The IG's investigation found that a consultant hired by Defense to assist in the competition, Alabama-based MEVATEC Corp., overestimated the federal employees' costs to do the work, which led to them losing the competition with ACS. Specifically, MEVATEC overestimated federal personnel costs and then incorrectly adjusted that sum for inflation based on a period of 10 years instead of one, according to the Defense IG.
As a result, DFAS laid off the government workers and awarded the work to ACS in September 2001 under the assumption that the private firm would save Defense $1.9 million a year. The error will end up costing taxpayers nearly $30 million more over 10 years, according to the investigation.
ACS took over the Cleveland DFAS operation on Jan. 28, 2002 and closed a Denver office. The private venture now employs about 535, including some former DFAS employees.

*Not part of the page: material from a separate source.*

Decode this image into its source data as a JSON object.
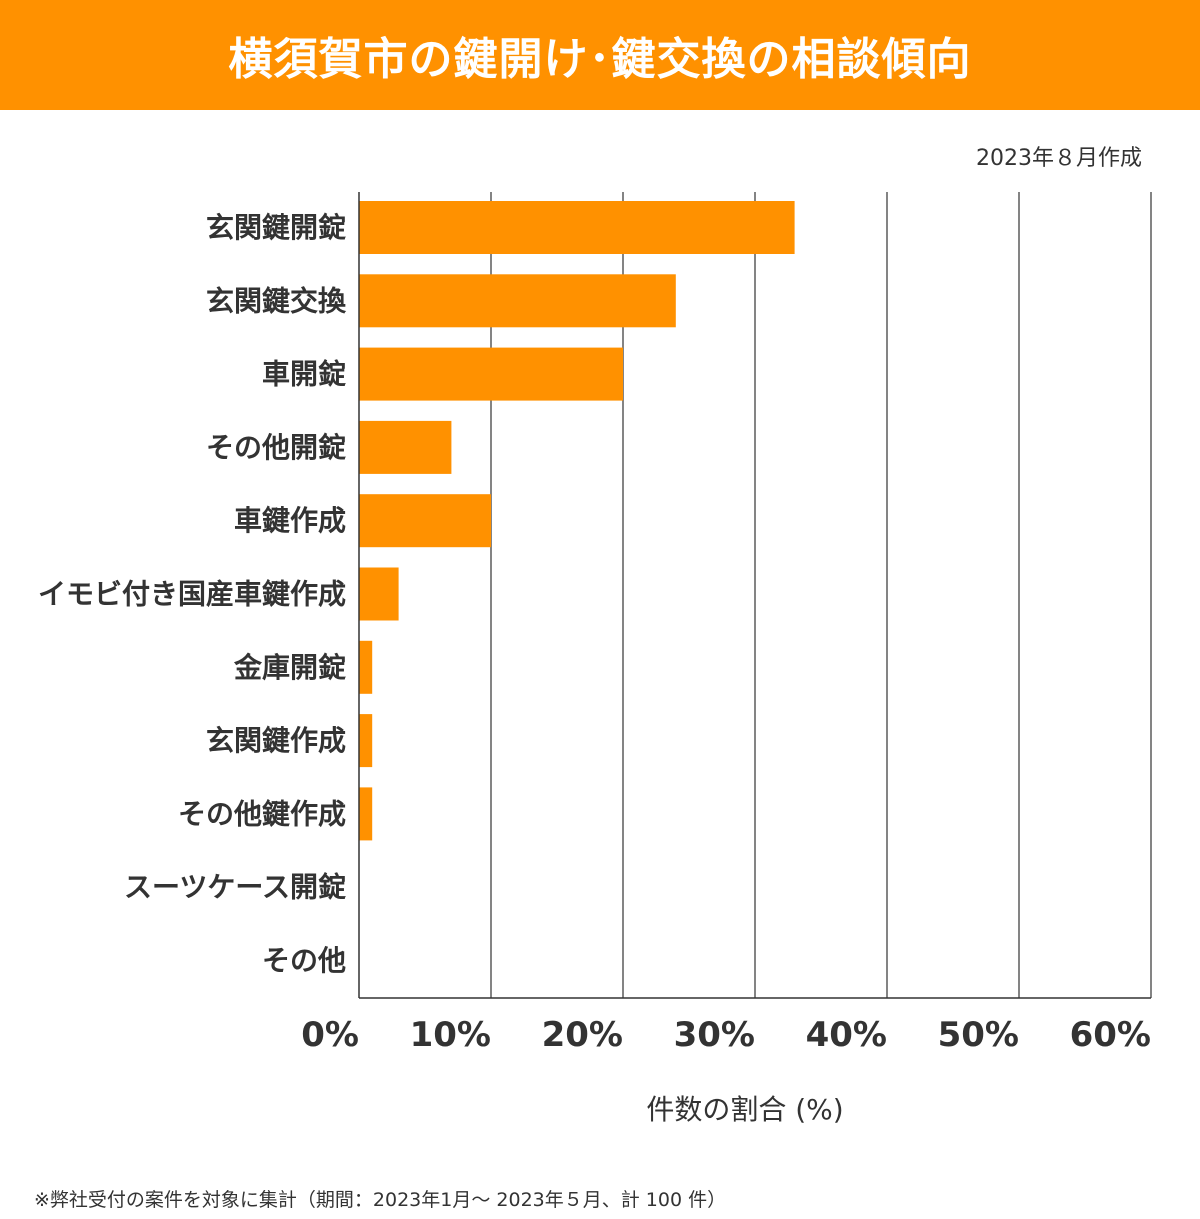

The inspector general investigated the contract award three times before discovering the error. Rep. Dennis
Kucinich, D-Ohio, and other lawmakers first complained almost three years ago that the competition included flawed accounting. The IG's first two investigations failed to find any significant errors.
Since the third IG study, member of the Cleveland-area congressional delegation have vowed to force the Pentagon to declare the ACS contract null and void. In the past, DFAS publicly rejected the demands.
Adding to the controversy are new revelations that the company is falling short on some of the contract's performance terms, prompting DFAS to reduce payments by nearly $500,000.
DFAS auditors withheld $497,752 from ACS for less-than-satisfactory customer service over the past year, according to the agency.
According to a July 19 report by Cleveland newspaper The Plain Dealer, internal records of Defense audits show that monthly ACS work performance repeatedly failed to meet a contract requirement that telephone operators answer 80 percent of all calls within 20 seconds. Auditors discovered that ACS workers answered 77 percent of incoming calls within 20 seconds during their best month of service and answered only 32 percent in the required time in their worst month.
Hubbard confirmed the newspaper report, but said that the quality of service ACS provides is similar to federal workers' past performance and that issues have surfaced because new business relationships take time before all the problems are ironed out.
"We have a dialog with the contractor," he told Federal Times. "There is give and take that is natural between a service provider and the customer."
ACS charged $5 million less than anticipated for last year's work, Hubbard noted.
The company has also been introducing new technologies to the operation that will better serve the program's customers, said ACS spokeswoman Lesley Pool. She said the withheld sums on the contract are in dispute.
"These aren't fines," she said. "They are short-paid invoices while definitions for certain performance standards are finalized [and] agreed to."
To date, DFAS has conducted six public-private competitions for work done by its employees. Those competitions are regulated by rules known as Office of Management and Budget Circular A-76. In all but the Cleveland operation, government employees were deemed to offer a better deal and able to retain their jobs.